December 12, 2011

Let us make human rights a human reality ♥

Hillary Clinton gave a powerful speech at the UN this week in celebration of the 63rd birthday of the United Nations Declaration of Human Rights. She boldly challenged the cultural, political and religious beliefs that some communities use to limit the human experience of Lesbian, Gay, Bisexual and Transgendered people.  

I grew up with this declaration pined to my wall (thanks momma!) so to hear this strong woman boldly claim these rights for the LGBT community was pretty special to listen to.

Please take the time to listen to the full speech above.  Ms Clinton urges everyone to support the Declaration of Human Rights as it relates to the LGBT community, that all human beings are born free and equal in dignity and rights.

Here are a few gems I have extracted from the full speech (you can read the text version here) that I think are particularly relevant to discussions that friends and I have been having recently:
"Laws have a teaching effect. Laws that discriminate validate other kinds of discrimination. Laws that require equal protections reinforce the moral imperative of equality. And practically speaking, it is often the case that laws must change before fears about change dissipate."

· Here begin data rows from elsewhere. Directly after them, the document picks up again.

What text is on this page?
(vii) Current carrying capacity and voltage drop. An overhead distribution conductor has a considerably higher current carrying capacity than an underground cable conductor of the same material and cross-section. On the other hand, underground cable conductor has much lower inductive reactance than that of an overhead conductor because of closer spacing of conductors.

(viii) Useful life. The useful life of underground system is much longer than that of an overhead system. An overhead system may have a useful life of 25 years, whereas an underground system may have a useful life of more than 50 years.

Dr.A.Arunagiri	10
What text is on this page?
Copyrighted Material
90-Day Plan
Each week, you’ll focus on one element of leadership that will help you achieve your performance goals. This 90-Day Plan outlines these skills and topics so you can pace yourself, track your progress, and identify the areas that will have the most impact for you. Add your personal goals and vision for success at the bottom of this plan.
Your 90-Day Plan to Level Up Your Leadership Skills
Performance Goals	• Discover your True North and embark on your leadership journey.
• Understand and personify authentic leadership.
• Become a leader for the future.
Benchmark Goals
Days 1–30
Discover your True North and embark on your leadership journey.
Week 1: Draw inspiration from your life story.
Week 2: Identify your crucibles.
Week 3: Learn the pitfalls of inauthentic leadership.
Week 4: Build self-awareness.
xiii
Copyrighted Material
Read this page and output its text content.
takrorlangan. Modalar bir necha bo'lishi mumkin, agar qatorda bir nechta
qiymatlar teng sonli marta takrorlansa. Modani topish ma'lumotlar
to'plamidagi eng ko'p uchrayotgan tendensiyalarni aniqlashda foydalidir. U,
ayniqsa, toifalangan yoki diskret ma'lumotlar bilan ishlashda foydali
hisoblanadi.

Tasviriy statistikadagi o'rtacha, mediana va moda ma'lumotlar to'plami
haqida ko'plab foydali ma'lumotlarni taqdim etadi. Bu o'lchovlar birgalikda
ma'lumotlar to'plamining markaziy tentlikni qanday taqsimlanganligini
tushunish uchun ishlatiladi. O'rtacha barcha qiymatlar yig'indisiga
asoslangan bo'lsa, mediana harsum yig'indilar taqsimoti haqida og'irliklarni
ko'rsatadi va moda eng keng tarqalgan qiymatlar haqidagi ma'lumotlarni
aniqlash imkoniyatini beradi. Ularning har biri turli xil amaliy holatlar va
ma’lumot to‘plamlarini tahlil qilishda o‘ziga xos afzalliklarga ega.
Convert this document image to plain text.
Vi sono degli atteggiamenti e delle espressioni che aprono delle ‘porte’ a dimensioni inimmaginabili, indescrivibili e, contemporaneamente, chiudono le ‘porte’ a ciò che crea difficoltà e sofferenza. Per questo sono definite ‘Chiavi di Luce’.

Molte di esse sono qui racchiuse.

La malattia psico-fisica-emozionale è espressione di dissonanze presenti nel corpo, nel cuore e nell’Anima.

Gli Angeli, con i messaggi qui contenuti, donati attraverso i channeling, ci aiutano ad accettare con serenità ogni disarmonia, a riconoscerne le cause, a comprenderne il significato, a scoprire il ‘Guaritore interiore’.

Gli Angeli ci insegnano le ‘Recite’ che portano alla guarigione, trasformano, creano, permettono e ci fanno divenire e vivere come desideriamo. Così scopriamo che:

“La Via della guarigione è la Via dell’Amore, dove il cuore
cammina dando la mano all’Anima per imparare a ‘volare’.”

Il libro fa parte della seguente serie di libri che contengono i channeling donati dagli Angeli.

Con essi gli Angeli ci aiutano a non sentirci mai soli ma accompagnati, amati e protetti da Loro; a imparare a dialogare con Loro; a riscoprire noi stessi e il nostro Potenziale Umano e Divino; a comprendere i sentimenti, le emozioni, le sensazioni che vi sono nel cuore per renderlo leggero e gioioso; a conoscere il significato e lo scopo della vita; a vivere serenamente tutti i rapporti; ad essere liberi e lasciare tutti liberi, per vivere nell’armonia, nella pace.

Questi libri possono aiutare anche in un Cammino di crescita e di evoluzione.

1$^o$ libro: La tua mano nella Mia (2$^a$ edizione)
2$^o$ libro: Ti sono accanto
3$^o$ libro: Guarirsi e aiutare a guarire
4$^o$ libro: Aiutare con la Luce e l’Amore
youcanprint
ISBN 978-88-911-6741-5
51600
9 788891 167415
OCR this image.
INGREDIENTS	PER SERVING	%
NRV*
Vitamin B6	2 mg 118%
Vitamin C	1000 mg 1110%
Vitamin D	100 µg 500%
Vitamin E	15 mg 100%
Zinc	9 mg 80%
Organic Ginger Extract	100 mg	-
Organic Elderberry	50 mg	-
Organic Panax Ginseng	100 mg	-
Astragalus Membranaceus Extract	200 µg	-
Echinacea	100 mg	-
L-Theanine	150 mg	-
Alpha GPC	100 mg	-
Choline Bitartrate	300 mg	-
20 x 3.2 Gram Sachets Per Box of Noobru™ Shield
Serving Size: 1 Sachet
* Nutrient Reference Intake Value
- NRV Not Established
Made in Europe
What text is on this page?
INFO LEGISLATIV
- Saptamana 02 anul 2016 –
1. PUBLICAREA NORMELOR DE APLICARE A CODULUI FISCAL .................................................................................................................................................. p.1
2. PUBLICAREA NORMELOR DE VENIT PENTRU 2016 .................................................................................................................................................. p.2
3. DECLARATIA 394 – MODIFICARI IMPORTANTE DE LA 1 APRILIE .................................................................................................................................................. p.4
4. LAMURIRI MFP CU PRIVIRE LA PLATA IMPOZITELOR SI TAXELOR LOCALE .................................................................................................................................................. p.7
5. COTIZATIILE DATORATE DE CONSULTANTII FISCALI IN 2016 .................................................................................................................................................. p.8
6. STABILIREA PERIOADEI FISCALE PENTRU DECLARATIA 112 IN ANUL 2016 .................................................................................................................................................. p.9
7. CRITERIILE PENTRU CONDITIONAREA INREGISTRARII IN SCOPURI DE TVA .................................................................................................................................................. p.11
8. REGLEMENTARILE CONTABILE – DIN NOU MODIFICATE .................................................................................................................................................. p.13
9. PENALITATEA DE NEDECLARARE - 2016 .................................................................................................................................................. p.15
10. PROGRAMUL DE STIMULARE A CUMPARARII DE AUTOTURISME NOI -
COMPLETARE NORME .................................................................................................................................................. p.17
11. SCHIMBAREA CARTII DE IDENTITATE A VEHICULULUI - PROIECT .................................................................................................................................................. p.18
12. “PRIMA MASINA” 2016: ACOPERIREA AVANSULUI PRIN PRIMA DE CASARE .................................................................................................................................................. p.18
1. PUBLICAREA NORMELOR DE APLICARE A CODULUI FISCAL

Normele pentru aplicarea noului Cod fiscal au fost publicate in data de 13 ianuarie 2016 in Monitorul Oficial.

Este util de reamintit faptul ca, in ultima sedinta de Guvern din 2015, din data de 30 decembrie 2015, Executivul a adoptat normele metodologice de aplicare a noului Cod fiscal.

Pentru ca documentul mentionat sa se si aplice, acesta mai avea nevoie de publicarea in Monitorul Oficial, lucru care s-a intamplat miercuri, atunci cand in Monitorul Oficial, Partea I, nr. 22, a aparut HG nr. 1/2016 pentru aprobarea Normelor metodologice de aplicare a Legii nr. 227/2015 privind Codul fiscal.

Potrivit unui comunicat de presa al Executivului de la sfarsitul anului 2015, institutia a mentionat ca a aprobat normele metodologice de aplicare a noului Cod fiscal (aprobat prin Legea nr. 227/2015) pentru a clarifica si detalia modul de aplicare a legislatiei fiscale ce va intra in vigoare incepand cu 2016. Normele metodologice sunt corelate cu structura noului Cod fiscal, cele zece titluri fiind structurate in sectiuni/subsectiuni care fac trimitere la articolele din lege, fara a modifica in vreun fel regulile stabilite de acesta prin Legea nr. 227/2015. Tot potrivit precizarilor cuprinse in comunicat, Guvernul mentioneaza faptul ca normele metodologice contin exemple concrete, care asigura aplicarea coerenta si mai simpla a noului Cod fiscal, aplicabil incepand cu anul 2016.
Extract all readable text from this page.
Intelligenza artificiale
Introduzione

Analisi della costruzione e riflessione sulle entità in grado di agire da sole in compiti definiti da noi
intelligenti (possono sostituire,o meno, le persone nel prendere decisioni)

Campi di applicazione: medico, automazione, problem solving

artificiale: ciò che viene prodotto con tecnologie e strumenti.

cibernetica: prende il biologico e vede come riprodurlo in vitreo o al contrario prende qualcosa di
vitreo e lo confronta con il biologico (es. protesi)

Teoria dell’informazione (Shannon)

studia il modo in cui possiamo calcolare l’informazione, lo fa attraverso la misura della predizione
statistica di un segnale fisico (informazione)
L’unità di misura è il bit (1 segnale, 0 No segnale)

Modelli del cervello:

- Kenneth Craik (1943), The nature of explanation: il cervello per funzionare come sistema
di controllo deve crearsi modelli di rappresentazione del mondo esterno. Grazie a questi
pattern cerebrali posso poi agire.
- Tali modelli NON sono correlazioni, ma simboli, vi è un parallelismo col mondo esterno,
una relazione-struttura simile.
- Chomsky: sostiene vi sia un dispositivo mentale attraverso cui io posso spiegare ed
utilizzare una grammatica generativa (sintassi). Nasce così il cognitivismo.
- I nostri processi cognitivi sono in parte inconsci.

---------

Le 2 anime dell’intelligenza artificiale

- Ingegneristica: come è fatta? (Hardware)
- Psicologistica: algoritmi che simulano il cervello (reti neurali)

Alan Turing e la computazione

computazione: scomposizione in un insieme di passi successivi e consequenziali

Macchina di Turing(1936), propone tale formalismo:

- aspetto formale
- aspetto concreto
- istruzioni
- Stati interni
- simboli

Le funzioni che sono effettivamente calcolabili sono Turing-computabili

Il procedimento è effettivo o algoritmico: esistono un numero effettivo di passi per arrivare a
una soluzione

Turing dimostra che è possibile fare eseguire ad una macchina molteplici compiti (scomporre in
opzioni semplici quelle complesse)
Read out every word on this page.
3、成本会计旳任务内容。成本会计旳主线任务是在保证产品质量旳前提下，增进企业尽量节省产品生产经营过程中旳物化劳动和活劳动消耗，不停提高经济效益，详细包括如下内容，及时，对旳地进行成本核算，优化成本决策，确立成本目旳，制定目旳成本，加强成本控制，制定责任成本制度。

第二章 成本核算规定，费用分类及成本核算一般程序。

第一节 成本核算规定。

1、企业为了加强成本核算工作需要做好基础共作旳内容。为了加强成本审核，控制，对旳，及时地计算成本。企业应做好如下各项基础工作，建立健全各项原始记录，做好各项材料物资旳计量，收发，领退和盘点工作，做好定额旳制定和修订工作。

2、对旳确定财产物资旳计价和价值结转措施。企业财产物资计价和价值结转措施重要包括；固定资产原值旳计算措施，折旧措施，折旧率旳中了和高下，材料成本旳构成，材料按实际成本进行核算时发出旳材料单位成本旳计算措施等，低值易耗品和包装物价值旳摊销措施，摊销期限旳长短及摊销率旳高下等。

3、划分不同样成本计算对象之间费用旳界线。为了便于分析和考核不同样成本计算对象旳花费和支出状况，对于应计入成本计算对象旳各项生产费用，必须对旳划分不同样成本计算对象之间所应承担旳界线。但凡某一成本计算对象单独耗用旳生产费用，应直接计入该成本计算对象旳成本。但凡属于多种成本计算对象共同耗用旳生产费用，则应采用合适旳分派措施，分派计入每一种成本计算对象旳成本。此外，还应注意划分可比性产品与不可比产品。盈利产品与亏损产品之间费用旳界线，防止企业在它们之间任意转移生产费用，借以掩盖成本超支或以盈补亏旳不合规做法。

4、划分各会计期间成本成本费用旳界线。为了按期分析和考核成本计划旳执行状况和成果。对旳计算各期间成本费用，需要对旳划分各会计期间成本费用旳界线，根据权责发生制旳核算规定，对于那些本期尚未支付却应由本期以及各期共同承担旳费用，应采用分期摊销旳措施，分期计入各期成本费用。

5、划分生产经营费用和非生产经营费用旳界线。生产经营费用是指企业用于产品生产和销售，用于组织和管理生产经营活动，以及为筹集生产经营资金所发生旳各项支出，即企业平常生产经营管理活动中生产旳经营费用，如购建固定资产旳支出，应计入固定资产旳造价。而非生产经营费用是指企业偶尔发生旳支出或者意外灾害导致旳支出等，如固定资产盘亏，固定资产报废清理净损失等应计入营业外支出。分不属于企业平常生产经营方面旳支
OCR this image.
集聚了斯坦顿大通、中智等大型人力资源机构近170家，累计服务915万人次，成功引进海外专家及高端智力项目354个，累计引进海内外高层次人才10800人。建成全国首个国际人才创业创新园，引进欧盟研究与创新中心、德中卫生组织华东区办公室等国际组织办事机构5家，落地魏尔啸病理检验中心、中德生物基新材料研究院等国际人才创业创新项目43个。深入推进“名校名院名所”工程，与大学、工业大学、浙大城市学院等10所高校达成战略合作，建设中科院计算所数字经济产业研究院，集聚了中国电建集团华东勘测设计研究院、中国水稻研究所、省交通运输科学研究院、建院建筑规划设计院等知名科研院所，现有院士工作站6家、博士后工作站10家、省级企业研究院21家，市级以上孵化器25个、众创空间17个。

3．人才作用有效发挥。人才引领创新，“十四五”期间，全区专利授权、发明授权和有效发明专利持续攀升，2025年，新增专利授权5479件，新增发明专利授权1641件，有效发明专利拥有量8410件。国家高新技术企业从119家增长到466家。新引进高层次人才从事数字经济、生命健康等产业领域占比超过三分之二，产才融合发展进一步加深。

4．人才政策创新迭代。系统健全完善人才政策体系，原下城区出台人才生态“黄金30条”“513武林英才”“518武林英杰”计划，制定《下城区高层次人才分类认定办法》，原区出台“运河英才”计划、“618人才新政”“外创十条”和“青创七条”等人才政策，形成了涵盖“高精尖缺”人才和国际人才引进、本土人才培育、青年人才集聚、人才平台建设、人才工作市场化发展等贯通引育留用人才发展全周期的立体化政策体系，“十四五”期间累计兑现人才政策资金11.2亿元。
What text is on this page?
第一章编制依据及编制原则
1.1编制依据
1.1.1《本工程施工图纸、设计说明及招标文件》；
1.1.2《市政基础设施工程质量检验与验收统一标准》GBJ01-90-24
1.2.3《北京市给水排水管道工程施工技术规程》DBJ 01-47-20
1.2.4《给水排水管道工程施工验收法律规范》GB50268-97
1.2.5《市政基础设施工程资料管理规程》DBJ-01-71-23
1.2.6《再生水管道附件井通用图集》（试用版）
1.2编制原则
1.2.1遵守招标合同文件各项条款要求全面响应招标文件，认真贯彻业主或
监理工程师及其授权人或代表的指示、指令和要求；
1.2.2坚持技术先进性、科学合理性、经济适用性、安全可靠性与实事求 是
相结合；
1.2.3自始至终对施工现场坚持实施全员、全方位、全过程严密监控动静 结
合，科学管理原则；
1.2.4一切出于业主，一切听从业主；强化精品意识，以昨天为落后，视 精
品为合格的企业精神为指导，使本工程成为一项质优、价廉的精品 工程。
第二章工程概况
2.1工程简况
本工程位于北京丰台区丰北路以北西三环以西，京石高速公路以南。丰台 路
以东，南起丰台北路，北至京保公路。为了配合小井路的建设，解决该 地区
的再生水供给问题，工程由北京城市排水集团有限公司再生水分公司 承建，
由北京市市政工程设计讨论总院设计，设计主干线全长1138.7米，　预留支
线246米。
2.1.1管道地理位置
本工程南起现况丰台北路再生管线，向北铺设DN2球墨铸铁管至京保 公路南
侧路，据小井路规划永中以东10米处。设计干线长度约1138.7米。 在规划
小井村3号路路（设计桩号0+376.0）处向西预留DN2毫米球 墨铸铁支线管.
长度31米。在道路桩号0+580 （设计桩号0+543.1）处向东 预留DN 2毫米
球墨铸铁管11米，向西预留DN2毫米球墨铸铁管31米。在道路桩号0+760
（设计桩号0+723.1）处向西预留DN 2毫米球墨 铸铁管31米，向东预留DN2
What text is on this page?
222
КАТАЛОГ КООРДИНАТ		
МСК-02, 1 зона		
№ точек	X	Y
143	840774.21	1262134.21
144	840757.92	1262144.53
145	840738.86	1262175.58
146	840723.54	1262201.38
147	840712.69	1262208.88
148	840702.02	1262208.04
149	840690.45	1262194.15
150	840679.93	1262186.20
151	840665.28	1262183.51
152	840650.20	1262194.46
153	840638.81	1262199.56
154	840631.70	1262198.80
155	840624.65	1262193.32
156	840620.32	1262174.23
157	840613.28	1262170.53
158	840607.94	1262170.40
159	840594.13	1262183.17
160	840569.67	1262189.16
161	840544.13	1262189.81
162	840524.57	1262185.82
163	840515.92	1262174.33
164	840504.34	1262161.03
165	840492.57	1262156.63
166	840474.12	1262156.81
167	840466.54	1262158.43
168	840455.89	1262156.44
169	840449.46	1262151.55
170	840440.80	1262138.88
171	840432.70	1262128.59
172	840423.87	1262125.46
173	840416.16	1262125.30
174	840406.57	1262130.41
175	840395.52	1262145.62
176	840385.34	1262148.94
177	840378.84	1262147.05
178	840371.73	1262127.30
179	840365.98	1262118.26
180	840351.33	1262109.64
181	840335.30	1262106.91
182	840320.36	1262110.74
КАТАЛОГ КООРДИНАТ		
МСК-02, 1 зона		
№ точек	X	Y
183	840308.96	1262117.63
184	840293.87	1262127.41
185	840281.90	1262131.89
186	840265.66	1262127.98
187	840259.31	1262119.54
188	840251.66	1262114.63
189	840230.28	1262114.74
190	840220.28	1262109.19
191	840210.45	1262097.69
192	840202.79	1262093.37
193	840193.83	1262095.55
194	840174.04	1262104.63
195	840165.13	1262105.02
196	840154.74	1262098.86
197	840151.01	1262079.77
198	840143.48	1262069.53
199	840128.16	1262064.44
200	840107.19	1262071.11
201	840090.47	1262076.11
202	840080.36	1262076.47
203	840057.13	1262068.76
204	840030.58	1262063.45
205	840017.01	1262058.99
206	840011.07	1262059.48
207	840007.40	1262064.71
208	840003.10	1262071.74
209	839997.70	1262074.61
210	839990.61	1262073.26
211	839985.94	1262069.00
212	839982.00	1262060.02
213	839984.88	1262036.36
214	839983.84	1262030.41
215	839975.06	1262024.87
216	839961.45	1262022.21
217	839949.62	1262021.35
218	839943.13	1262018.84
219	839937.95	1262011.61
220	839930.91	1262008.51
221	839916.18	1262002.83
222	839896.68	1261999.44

"Finally, progress comes from being willing to walk a mile in someone else's shoes. We need to ask ourselves, "How would it feel if it were a crime to love the person I love? How would it feel to be discriminated against for something about myself that I cannot change?" This challenge applies to all of us as we reflect upon deeply held beliefs, as we work to embrace tolerance and respect for the dignity of all persons, and as we engage humbly with those with whom we disagree in the hope of creating greater understanding."

"Acting alone, minorities can never achieve the majorities necessary for political change. So when any part of humanity is sidelined, the rest of us cannot sit on the sidelines. Every time a barrier to progress has fallen, it has taken a cooperative effort from those on both sides of the barrier. In the fight for women's rights, the support of men remains crucial. The fight for racial equality has relied on contributions from people of all races. Combating Islamaphobia or anti-Semitism is a task for people of all faiths. And the same is true with this struggle for equality."

"Leadership, by definition, means being out in front of your people when it is called for. It means standing up for the dignity of all your citizens and persuading your people to do the same. It also means ensuring that all citizens are treated as equals under your laws."